FERNANDO VALLESPÍN-EL PAÍS

  • La cesura que se ha producido con el anterior mundo conocido es tal, que todas las voces son bienvenidas a la hora de encarar estas nuevas incertidumbres. Lo que debería asustarnos es lo contrario

El combate de los ucranios en la guerra es una causa justa. Por tanto, no queda otra que implicarse en su ayuda y hacer lo posible por evitar que aquella pueda llegar a expandirse a otros lugares. El actual activismo de la OTAN constituye, pues, una decisión correcta. El canciller Scholz lo dijo muy claro el otro día: “Arriesgar la vida y la integridad física para acudir en ayuda de los demás. Esto es la OTAN”. Esta organización seguramente es también muchas cosas más —el brazo armado del Occidente geopolítico, por ejemplo—, pero en su actual desempeño persigue el fin adecuado. Empiezo con estas breves consideraciones para evitar, ya desde el comienzo, que se me malinterprete. Y si lo hago tan explícito es porque parece que nadie puede disentir al respecto. Toda la convicción y seguridad con la que afirmo mi posición ante la guerra deviene en dudas e incomodidad cuando observo algunas reacciones ante quienes se atreven a oponerse a este nuevo discurso único.

Digo esto por las sensaciones encontradas que me produjo la cumbre de la OTAN en Madrid, con sus aires de celebración y las manifestaciones de halcones como Stoltenberg. No hay nada que celebrar cuando hemos virado hacia posiciones que ya creíamos casi olvidadas, cuando el mundo se ve amenazado por hambrunas, se congela la lucha contra el cambio climático o se busca aprovisionar de recursos a un nuevo rearme.
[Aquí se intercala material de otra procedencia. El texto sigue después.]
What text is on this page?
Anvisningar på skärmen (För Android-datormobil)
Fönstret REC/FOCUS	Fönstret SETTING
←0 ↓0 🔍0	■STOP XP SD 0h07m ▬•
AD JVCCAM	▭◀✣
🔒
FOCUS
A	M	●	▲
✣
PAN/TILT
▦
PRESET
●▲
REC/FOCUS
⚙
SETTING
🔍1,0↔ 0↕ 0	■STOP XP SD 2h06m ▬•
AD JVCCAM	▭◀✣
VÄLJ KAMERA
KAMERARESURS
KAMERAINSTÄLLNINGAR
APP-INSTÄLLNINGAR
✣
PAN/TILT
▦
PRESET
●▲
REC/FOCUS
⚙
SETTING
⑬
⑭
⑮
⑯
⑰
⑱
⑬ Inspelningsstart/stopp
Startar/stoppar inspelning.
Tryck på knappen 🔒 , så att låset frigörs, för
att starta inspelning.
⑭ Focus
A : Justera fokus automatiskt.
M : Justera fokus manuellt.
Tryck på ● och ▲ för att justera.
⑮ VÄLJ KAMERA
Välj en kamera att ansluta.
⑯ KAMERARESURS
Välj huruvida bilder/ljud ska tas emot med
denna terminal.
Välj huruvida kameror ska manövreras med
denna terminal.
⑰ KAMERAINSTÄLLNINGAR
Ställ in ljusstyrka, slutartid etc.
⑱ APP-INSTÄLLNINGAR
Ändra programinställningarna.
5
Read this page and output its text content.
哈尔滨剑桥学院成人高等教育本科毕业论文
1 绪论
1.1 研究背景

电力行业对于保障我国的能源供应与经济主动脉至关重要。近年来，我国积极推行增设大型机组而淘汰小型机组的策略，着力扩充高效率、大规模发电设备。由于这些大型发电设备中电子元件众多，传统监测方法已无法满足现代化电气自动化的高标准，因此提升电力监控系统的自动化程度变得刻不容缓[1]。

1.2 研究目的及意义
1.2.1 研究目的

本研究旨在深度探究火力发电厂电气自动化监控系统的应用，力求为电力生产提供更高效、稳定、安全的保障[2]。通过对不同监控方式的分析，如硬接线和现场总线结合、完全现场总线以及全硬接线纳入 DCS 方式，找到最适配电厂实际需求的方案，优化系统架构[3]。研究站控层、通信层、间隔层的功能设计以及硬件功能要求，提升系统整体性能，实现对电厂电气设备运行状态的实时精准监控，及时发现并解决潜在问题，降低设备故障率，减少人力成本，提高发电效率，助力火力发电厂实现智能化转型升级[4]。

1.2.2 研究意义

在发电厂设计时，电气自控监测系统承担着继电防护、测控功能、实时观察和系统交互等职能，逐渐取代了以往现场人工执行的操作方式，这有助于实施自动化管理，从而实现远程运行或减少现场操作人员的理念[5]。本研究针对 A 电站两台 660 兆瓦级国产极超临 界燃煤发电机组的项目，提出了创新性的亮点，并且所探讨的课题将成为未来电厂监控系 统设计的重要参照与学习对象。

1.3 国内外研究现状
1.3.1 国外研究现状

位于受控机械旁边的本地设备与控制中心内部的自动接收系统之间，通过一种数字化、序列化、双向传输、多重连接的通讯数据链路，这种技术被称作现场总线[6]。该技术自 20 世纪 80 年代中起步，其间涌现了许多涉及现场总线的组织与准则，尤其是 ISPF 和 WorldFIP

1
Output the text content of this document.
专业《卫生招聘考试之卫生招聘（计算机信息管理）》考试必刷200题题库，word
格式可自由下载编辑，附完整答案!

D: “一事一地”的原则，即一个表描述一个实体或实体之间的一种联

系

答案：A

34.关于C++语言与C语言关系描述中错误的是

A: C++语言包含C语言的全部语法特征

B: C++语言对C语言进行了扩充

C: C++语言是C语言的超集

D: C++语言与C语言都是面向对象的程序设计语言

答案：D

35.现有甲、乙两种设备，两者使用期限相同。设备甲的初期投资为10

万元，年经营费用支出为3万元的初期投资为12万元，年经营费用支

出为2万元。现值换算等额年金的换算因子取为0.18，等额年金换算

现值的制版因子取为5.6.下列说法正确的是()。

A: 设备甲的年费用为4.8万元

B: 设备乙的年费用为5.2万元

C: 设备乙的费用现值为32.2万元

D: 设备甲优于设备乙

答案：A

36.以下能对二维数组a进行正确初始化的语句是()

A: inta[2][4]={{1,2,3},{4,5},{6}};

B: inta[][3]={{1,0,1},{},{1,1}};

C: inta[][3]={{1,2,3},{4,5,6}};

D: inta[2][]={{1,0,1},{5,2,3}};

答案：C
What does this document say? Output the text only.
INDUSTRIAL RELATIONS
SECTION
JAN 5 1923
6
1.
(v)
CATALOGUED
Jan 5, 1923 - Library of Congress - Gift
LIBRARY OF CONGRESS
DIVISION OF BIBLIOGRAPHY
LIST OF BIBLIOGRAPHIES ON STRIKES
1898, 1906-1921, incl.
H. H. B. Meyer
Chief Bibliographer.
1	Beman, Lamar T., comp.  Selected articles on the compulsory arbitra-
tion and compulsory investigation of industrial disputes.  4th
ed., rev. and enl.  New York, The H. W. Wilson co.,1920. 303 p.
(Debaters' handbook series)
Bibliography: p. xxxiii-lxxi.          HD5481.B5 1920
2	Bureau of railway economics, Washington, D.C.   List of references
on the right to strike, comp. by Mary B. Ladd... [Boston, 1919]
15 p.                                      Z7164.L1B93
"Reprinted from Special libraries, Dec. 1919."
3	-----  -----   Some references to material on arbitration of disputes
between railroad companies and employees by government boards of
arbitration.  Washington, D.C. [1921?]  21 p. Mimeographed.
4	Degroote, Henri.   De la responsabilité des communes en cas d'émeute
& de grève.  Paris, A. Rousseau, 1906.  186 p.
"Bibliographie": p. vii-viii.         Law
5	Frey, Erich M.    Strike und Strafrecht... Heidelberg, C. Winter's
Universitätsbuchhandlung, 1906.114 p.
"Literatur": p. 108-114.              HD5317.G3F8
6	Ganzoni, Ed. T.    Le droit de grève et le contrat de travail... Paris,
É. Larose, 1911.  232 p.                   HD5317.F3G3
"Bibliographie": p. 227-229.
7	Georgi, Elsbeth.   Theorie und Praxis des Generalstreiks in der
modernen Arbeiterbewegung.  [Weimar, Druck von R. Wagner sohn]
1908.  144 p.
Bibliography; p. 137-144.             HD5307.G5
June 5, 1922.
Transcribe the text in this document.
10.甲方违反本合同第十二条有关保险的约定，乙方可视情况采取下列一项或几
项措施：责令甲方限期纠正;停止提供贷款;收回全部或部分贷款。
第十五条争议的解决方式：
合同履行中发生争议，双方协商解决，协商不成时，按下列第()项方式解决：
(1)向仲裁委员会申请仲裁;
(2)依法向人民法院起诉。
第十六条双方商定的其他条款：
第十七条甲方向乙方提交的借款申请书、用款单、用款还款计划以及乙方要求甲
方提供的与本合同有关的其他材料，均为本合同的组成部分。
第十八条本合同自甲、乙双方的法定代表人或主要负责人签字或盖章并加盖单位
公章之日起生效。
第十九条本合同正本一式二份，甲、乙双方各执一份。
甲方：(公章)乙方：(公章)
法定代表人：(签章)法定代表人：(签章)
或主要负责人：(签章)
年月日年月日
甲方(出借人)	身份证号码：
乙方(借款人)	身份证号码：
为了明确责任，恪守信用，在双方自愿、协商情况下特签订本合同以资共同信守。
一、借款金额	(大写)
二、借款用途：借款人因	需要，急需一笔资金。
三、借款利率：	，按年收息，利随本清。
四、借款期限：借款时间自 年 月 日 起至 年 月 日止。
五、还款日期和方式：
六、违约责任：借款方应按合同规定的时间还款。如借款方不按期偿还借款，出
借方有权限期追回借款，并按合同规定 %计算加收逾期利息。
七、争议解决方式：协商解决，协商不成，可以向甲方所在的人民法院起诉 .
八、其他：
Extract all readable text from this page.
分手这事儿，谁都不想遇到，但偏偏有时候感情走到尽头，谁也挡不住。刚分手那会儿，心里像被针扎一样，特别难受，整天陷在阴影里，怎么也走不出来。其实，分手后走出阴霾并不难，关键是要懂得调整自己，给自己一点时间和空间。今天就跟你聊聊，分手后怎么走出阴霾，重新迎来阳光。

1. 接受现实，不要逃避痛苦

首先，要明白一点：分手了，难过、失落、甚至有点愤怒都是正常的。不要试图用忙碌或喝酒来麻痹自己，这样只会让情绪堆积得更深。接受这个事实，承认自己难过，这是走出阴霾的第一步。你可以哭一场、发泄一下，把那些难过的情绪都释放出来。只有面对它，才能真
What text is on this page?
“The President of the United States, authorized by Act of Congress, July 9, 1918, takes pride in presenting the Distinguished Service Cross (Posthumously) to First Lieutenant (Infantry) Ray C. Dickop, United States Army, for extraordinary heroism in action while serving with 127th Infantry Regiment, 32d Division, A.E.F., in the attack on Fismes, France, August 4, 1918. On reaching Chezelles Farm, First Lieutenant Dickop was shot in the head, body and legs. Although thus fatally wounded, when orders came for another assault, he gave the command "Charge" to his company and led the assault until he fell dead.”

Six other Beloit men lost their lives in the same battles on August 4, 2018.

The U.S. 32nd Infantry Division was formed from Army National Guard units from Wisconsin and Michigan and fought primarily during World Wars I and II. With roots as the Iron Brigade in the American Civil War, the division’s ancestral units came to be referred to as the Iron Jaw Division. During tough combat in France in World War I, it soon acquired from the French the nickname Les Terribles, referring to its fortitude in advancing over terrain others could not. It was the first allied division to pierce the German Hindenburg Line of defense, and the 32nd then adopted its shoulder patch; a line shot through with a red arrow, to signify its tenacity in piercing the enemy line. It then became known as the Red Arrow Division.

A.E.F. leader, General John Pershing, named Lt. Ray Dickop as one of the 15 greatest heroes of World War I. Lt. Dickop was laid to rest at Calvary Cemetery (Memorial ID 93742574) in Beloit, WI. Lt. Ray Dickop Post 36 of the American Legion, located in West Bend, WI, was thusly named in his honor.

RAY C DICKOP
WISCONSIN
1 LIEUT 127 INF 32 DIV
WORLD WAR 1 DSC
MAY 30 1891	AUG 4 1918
Más que en espíritu de fiesta deberíamos estar en modo funeral. El retroceso civilizatorio es palpable. De acuerdo, puede que no haya otra alternativa o que hayan sido otros —Putin— los que nos han conducido a la situación actual, pero no silenciemos los muchos dilemas a lo que esto nos enfrenta. Nos vemos obligados a practicar la disuasión, y esta es tanto más eficaz cuanto mayor sea la unión entre los socios de la Alianza; aun así, ¿tenemos tan claro cuáles sean los mejores medios para alcanzar el objetivo?

Como decía Ortega, “la política es clara en lo que hace, en lo que logra, y es contradictoria cuando se la define”. Disentir sobre lo que hay detrás de cada acción política es, por tanto, la reacción casi natural. Como también lo es el siempre irresuelto contraste entre fines y medios. Otro canciller alemán, Helmut Schmidt, definía la política como “acción pragmática para satisfacer fines éticos”. Por experiencia sabemos bien, sin embargo, lo fácil que es que los medios se acaben convirtiendo en el fin, que la excesiva atención a una realidad dada desvirtúe la obtención del propósito buscado. O que, al modo maquiavélico, todo valga para conseguirlo, que la razón de Estado campe a sus anchas. Fines y medios se llamaba precisamente el libro de Aldous Huxley donde se contiene una de las mejores defensas del pacifismo.

Ahora que tanto celebramos —aquí sí encaja el término— la recuperación de ese “nosotros” occidental encarnado en los principios de la democracia y los derechos humanos no podemos olvidar que la discrepancia es uno de sus elementos sustanciales. Sería necio perderse en discusiones bizantinas con los bárbaros ad portas, pero de ahí a enrocarse en un discurso único va un buen trecho. Qué quieren que les diga, estoy con la posición del Presidente Sánchez —o de la oposición— ante este conflicto ucranio, pero no me parece mal que encuentre voces discrepantes en su mismo Gobierno. La cesura que se ha producido con el anterior mundo conocido es tal, que todas las voces son bienvenidas a la hora de encarar estas nuevas incertidumbres. Lo que debería asustarnos es lo contrario.